NUMA Mode Options on KNL¶
The most useful NUMA modes on KNL are quadrant and sub-NUMA clustering.
In quadrant mode the chip is divided into four virtual quadrants, but is exposed to the OS as a single NUMA domain. The diagram below shows illustrates the affinity of tag directory to the memory. In many cases, this mode is the easiest to use and will provide good performance.
In sub-NUMA mode each quadrant (or half) of the chip is exposed as a separate NUMA domain to the OS. In SNC4 (SNC2) mode the chip is analogous to a 4 (2) socket Xeon. This mode has potential for high performance, but software must be optimized for NUMA architectures to benefit. On Cori SNC4 can be complicated to fully utilize as there are non-homogenous number of cores per quadrant on a 68 core cpu (Because the 34 tiles cannot be evenly distributed among 4 quadrants).
MCDRAM Memory Options on KNL¶
There is no shared L3 cache on the KNL processor. However, the 16 GB of MCDRAM (spread over 8 channels) can be configured either as a direct-mapped cache or as addressable memory. When configured as a cache, recently accessed data is automatically stored in cache, similarly to an L3 cache on a Xeon processor. However, there are some notable differences:
- The cache (16GB) is significantly larger than a typical L3 cache on a Xeon processor (usually in the tens of MB).

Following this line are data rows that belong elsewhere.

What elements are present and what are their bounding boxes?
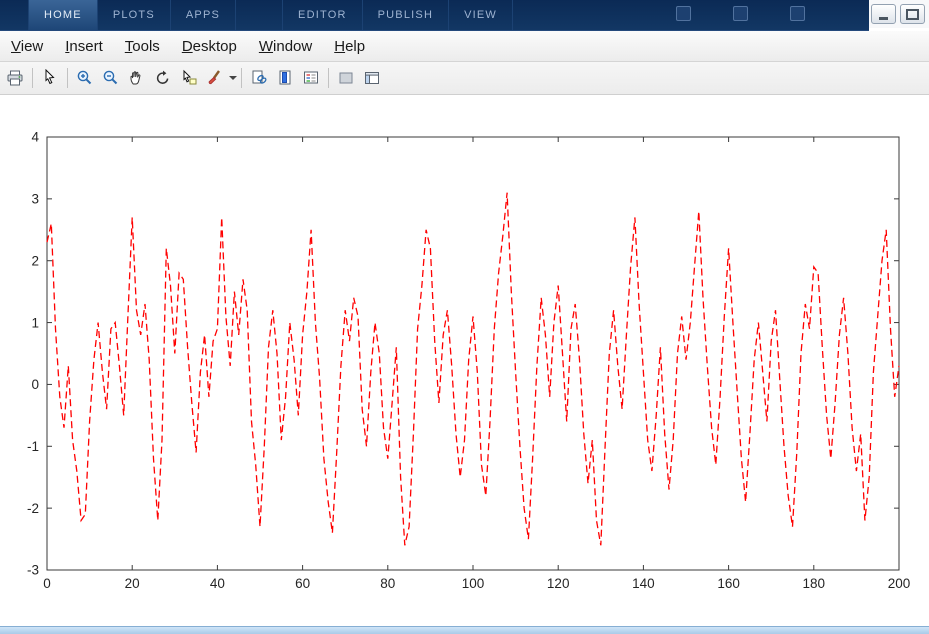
data-cursor-icon <box>183 69 197 85</box>
pan-button[interactable] <box>124 65 150 91</box>
print-button[interactable] <box>2 65 28 91</box>
ribbon-icon[interactable] <box>676 6 691 21</box>
svg-text:2: 2 <box>31 253 39 268</box>
toolbar-separator <box>32 68 33 88</box>
brush-icon <box>208 70 220 85</box>
ribbon-tab-editor[interactable]: EDITOR <box>282 0 363 30</box>
figure-toolbar <box>0 62 929 95</box>
ribbon-bar: HOME PLOTS APPS EDITOR PUBLISH VIEW <box>0 0 869 31</box>
zoom-in-button[interactable] <box>72 65 98 91</box>
ribbon-tab-apps[interactable]: APPS <box>171 0 237 30</box>
hide-plot-tools-button[interactable] <box>333 65 359 91</box>
ribbon-icon[interactable] <box>790 6 805 21</box>
svg-text:180: 180 <box>803 576 826 591</box>
menu-tools[interactable]: Tools <box>114 34 171 59</box>
menu-view[interactable]: View <box>0 34 54 59</box>
toolbar-separator <box>328 68 329 88</box>
show-plot-tools-button[interactable] <box>359 65 385 91</box>
insert-legend-button[interactable] <box>298 65 324 91</box>
svg-text:200: 200 <box>888 576 911 591</box>
svg-text:40: 40 <box>210 576 225 591</box>
figure-canvas[interactable]: 0 20 40 60 80 100 120 140 160 180 200 -3 -2 -1 0 1 2 3 4 <box>0 96 929 627</box>
svg-text:140: 140 <box>632 576 655 591</box>
svg-text:60: 60 <box>295 576 310 591</box>
brush-button[interactable] <box>202 65 228 91</box>
svg-text:0: 0 <box>31 377 39 392</box>
hide-plot-tools-icon <box>339 72 353 84</box>
ribbon-tab-home[interactable]: HOME <box>28 0 98 30</box>
zoom-out-button[interactable] <box>98 65 124 91</box>
ribbon-quick-icons <box>676 6 805 21</box>
svg-text:-2: -2 <box>27 501 39 516</box>
matlab-figure-window: HOME PLOTS APPS EDITOR PUBLISH VIEW View… <box>0 0 929 634</box>
svg-text:-1: -1 <box>27 439 39 454</box>
rotate-3d-button[interactable] <box>150 65 176 91</box>
maximize-icon <box>906 8 919 20</box>
svg-text:20: 20 <box>125 576 140 591</box>
svg-text:4: 4 <box>31 130 39 145</box>
window-controls <box>869 0 929 28</box>
svg-text:-3: -3 <box>27 563 39 578</box>
zoom-out-icon <box>103 70 118 85</box>
edit-plot-button[interactable] <box>37 65 63 91</box>
show-plot-tools-icon <box>365 72 379 84</box>
menu-help[interactable]: Help <box>323 34 376 59</box>
minimize-button[interactable] <box>871 4 896 24</box>
svg-text:120: 120 <box>547 576 570 591</box>
ribbon-tab-view[interactable]: VIEW <box>449 0 514 30</box>
link-plot-button[interactable] <box>246 65 272 91</box>
ribbon-tab-publish[interactable]: PUBLISH <box>363 0 450 30</box>
bottom-strip <box>0 626 929 634</box>
svg-text:160: 160 <box>717 576 740 591</box>
data-cursor-button[interactable] <box>176 65 202 91</box>
ribbon-icon[interactable] <box>733 6 748 21</box>
minimize-icon <box>879 16 888 20</box>
svg-text:3: 3 <box>31 192 39 207</box>
maximize-button[interactable] <box>900 4 925 24</box>
plot-axes[interactable]: 0 20 40 60 80 100 120 140 160 180 200 -3 -2 -1 0 1 2 3 4 <box>0 96 929 627</box>
insert-legend-icon <box>304 71 318 84</box>
pan-hand-icon <box>130 71 141 85</box>
print-icon <box>7 70 23 86</box>
ribbon-tab-plots[interactable]: PLOTS <box>98 0 171 30</box>
menu-insert[interactable]: Insert <box>54 34 114 59</box>
zoom-in-icon <box>77 70 92 85</box>
insert-colorbar-icon <box>279 70 291 85</box>
menu-bar: View Insert Tools Desktop Window Help <box>0 31 929 62</box>
arrow-cursor-icon <box>45 69 55 85</box>
svg-text:0: 0 <box>43 576 51 591</box>
insert-colorbar-button[interactable] <box>272 65 298 91</box>
toolbar-separator <box>67 68 68 88</box>
rotate-3d-icon <box>156 70 169 84</box>
brush-dropdown-chevron-icon[interactable] <box>229 76 237 80</box>
toolbar-separator <box>241 68 242 88</box>
svg-text:80: 80 <box>380 576 395 591</box>
svg-text:1: 1 <box>31 315 39 330</box>
menu-desktop[interactable]: Desktop <box>171 34 248 59</box>
menu-window[interactable]: Window <box>248 34 323 59</box>
link-plots-icon <box>252 70 267 84</box>
svg-text:100: 100 <box>462 576 485 591</box>
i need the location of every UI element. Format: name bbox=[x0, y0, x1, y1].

- The cache is direct-mapped. Meaning it is non-associative - each cache-line worth of data in DRAM has one location it can be cached in MCDRAM. This can lead to possible conflicts for apps with greater than 16GB working sets.

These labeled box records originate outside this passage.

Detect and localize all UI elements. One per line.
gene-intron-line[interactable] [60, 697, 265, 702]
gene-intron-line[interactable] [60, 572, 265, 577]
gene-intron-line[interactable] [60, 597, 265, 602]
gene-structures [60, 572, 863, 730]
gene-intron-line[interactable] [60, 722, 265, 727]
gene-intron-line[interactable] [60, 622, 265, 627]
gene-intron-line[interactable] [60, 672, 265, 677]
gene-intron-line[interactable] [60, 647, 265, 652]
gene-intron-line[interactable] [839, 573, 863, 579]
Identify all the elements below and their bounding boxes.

- Data is not prefetched into the MCDRAM cache
The MCDRAM may be configured either as a cache, addressable memory or as a mix of the two. This is shown in the figure below:
When the MCDRAM is configured at least in part as addressable memory, it is presented to the operating system and the user as an additional NUMA domain (quadrant mode) or multiple additional NUMA domains (SNC2 or SNC4 mode) as described above.

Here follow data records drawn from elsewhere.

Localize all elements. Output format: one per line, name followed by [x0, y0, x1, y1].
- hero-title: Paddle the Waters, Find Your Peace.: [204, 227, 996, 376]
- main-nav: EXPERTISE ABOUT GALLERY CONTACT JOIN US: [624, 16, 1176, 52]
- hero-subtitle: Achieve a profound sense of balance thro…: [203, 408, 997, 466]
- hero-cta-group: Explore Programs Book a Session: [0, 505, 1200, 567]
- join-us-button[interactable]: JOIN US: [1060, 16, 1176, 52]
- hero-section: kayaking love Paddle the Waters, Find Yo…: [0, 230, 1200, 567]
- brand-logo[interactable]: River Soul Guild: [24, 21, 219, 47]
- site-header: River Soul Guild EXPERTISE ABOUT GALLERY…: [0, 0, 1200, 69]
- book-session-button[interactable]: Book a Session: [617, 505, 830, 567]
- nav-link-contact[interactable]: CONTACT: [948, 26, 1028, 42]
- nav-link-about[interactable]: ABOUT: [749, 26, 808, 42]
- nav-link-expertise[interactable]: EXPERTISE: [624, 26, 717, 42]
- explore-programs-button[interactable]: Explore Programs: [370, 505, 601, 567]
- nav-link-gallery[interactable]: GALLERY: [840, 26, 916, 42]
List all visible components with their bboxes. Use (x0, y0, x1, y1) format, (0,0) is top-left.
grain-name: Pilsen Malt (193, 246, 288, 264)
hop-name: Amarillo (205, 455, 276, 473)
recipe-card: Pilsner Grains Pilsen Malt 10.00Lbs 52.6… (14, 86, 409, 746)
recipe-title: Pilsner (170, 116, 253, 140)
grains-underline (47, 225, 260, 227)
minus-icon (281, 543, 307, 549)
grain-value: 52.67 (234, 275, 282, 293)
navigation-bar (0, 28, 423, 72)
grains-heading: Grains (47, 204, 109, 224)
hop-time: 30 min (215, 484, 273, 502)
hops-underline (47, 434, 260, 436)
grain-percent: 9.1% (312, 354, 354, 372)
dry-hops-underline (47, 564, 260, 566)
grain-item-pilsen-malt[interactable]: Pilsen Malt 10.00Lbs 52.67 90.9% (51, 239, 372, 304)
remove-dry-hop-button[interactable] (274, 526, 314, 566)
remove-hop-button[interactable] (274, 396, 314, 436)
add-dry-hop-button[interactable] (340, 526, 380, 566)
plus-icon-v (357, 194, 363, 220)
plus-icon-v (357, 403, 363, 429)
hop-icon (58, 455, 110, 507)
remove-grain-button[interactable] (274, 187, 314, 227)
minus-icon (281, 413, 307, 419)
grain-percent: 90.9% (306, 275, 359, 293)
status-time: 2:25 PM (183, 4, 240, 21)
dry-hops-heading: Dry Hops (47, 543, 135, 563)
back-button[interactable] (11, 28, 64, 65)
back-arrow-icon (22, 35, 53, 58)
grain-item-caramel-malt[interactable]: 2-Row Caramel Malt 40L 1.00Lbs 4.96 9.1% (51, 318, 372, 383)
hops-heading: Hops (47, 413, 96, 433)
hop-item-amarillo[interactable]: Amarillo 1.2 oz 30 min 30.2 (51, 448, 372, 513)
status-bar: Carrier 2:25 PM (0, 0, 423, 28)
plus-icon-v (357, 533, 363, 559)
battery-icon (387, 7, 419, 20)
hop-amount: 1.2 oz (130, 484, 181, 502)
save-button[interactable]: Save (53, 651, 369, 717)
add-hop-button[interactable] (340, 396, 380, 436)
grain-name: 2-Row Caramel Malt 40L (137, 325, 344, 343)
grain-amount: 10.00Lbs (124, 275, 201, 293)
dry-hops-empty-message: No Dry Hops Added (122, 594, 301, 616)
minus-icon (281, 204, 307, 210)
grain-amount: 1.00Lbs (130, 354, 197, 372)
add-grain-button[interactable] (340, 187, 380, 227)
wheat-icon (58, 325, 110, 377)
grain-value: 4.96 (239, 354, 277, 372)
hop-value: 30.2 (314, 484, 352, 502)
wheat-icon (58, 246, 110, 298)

On Cori, we have set by default all the compute nodes in quad, cache mode. Meaning the MCDRAM is configured entirely as a last-level cache.
Other modes may be enabled on request via reservation only.
To use these modes, you use the following syntax in your batch scripts (where "quad" would be replaced by your NUMA mode of choice):
#SBATCH -C knl,quad,cache
or
#SBATCH -C knl,quad,flat
#SBATCH --reservation=<your_reservation_name>
In "flat" mode, the numactl
command should be used to specify a preferred or default memory domain. For example, to allocate all your memory out of the MCDRAM in quad,flat mode you would launch your executable with the following:
srun <srun options> numactl -m 1 yourapplication.x
The above will fail if your applications requires more than 16GB of memory. To instead prefer MCDRAM for your first 16GB, but allocated remaining data in the DDR memory use the -p
flag to numactl
srun <srun options> numactl -p 1 yourapplication.x
The above examples represent the quad,flat configuration where domain 0 corresponds to DDR and domain 1 corresponds to MCDRAM. On SNC4, domains 0-3 represent the 4 DDR NUMA domains (described above) and domains 4-7 represent the 4 MCDRAM NUMA domains.